Department of Psychology, The Hebrew University of Jerusalem, Mount Scopus Campus, 9190501, Jerusalem, Israel.
BCBL, Basque Center of Cognition, Brain and Language, San Sebastian, Spain.
Behav Res Methods. 2024 Dec;56(8):8761-8783. doi: 10.3758/s13428-024-02502-4. Epub 2024 Sep 9.
Lexicon projects (LPs) are large-scale data resources in different languages that present behavioral results from visual word recognition tasks. Analyses using LP data in multiple languages provide evidence regarding cross-linguistic differences as well as similarities in visual word recognition. Here we present the first LP in a Semitic language-the Hebrew Lexicon Project (HeLP). HeLP assembled lexical decision (LD) responses to 10,000 Hebrew words and nonwords, and naming responses to a subset of 5000 Hebrew words. We used the large-scale HeLP data to estimate the impact of general predictors (lexicality, frequency, word length, orthographic neighborhood density), and Hebrew-specific predictors (Semitic structure, presence of clitics, phonological entropy) of visual word recognition performance. Our results revealed the typical effects of lexicality and frequency obtained in many languages, but more complex impact of word length and neighborhood density. Considering Hebrew-specific characteristics, HeLP data revealed better recognition of words with a Semitic structure than words that do not conform to it, and a drop in performance for words comprising clitics. These effects varied, however, across LD and naming tasks. Lastly, a significant inhibitory effect of phonological ambiguity was found in both naming and LD. The implications of these findings for understanding reading in a Semitic language are discussed.

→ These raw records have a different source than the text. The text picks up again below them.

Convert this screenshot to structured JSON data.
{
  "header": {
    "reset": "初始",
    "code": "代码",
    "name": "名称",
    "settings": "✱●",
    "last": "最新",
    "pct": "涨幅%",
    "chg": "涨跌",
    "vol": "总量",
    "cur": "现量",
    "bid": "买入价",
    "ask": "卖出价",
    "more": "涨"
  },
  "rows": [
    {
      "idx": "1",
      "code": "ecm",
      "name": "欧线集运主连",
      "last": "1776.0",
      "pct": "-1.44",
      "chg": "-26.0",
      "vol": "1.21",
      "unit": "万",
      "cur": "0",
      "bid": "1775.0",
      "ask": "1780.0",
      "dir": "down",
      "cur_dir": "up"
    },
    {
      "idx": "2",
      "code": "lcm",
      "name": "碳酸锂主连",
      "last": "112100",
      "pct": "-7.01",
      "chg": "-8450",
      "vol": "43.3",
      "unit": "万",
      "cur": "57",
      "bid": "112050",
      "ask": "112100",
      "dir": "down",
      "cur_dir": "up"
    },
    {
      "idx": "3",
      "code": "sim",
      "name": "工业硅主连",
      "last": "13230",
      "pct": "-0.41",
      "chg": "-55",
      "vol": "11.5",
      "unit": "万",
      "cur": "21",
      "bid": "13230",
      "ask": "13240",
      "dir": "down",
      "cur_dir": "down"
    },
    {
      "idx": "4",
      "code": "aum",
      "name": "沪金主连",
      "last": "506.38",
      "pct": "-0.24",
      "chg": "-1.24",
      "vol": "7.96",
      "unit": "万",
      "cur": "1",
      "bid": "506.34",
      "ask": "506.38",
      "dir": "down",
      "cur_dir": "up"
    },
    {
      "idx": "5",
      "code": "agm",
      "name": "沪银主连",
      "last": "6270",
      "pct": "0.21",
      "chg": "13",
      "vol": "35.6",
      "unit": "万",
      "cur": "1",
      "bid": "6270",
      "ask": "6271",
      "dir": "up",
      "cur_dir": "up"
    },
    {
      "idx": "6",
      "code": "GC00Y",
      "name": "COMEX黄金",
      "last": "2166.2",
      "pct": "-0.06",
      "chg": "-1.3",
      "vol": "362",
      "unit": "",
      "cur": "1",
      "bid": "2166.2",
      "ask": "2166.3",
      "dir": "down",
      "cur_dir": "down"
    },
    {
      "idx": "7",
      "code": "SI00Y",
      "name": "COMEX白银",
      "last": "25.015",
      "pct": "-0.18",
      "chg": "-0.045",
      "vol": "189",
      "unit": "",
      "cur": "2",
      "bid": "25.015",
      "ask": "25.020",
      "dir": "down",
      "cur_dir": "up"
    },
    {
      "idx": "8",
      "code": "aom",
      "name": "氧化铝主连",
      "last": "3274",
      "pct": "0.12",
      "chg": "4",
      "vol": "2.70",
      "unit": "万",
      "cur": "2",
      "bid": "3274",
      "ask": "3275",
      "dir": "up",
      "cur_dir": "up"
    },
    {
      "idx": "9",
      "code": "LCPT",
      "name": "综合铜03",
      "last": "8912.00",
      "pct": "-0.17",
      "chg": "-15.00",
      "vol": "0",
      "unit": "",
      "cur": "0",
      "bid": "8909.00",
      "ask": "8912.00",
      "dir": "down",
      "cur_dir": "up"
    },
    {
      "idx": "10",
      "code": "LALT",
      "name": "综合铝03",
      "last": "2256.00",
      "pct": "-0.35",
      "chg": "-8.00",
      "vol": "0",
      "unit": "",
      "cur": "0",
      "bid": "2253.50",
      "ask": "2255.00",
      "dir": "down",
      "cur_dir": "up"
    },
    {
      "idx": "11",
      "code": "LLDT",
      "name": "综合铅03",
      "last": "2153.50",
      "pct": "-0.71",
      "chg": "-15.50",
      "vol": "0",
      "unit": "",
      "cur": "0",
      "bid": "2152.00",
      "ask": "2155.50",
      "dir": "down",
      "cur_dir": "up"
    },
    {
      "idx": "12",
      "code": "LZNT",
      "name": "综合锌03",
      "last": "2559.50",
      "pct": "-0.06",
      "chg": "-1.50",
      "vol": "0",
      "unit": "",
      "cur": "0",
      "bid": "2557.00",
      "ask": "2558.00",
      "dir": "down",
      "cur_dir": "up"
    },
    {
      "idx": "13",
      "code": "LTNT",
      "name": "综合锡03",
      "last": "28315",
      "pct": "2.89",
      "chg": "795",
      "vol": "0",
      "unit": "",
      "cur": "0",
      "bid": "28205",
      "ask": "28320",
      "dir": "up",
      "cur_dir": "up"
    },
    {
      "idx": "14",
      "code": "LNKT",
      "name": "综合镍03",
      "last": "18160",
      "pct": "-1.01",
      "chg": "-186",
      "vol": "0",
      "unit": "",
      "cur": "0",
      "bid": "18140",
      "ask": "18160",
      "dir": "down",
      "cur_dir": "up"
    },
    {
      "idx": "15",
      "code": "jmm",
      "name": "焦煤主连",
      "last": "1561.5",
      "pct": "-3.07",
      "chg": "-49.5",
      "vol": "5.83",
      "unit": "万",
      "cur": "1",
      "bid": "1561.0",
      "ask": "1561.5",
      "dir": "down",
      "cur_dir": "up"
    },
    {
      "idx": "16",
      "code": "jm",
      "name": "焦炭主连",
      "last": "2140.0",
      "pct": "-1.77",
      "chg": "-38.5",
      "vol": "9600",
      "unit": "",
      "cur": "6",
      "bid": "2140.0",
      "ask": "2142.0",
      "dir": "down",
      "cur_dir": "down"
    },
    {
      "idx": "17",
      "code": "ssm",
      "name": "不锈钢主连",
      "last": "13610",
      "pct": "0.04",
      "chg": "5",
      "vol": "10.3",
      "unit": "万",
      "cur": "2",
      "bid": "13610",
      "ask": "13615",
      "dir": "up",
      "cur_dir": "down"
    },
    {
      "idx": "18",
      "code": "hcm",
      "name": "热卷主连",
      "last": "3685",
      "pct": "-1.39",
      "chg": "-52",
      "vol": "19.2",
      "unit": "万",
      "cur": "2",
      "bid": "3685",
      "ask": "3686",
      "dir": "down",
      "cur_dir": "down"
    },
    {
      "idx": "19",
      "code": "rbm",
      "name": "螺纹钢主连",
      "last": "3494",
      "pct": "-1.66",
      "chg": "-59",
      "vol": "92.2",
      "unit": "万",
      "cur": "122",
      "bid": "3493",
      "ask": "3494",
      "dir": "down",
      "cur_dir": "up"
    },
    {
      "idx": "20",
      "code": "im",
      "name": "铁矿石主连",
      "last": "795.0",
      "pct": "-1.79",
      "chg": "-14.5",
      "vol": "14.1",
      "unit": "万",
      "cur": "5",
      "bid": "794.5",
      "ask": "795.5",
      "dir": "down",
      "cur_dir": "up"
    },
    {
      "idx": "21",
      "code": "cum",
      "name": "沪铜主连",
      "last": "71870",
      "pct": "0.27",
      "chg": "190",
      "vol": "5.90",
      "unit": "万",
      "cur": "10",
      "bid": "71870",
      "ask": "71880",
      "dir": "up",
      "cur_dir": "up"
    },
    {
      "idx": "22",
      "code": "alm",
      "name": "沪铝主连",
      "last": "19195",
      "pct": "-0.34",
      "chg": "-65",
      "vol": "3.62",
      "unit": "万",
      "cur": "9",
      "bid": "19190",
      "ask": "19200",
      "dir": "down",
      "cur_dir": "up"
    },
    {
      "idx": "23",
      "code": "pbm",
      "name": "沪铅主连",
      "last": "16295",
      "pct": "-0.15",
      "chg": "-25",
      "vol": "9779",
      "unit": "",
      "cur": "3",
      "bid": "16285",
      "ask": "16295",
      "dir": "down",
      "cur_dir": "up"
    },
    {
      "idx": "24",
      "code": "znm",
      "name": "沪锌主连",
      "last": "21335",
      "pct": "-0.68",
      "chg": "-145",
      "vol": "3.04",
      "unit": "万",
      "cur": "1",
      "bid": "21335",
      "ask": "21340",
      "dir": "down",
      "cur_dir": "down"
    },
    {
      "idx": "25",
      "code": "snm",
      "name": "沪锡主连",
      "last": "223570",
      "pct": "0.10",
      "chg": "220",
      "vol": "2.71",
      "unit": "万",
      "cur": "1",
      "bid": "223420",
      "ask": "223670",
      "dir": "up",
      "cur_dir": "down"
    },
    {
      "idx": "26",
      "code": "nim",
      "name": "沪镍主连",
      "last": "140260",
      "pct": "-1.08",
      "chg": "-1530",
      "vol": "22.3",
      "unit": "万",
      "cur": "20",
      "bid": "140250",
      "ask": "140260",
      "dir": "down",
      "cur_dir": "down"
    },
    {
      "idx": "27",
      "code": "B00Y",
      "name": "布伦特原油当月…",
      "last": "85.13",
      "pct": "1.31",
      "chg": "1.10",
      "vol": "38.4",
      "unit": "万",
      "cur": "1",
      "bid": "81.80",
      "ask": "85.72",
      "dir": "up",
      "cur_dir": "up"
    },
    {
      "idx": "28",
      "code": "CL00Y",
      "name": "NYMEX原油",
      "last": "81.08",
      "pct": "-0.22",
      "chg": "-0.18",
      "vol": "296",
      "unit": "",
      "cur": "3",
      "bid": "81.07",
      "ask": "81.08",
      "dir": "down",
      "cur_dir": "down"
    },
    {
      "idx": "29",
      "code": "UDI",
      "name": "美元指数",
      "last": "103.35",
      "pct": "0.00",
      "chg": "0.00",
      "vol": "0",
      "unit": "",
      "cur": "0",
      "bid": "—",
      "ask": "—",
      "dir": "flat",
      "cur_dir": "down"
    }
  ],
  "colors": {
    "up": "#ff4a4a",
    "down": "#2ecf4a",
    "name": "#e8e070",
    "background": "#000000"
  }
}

词汇项目 (Lexicon projects, LPs) 是不同语言的大型数据资源,呈现了视觉词汇识别任务的行为结果。使用多种语言的 LP 数据进行分析,为视觉词汇识别中的跨语言差异和相似性提供了证据。在这里,我们呈现了第一个闪米特语的 LP——希伯来语词汇项目 (Hebrew Lexicon Project, HeLP)。HeLP 收集了对 10000 个希伯来语单词和非单词的词汇判断 (lexical decision, LD) 反应,以及对 5000 个希伯来语单词的一部分的命名反应。我们使用大规模的 HeLP 数据来估计视觉词汇识别性能的一般预测因子 (词汇性、频率、词长、正字法邻近密度) 和希伯来语特定预测因子 (闪米特结构、存在词缀、语音熵) 的影响。我们的结果揭示了在许多语言中获得的词汇性和频率的典型影响,但词长和邻近密度的影响更为复杂。考虑到希伯来语的特点,HeLP 数据显示,具有闪米特结构的单词比不符合闪米特结构的单词更容易识别,而包含词缀的单词的性能则下降。然而,这些影响在 LD 和命名任务中有所不同。最后,在命名和 LD 中都发现了语音模糊性的显著抑制效应。讨论了这些发现对理解闪米特语阅读的意义。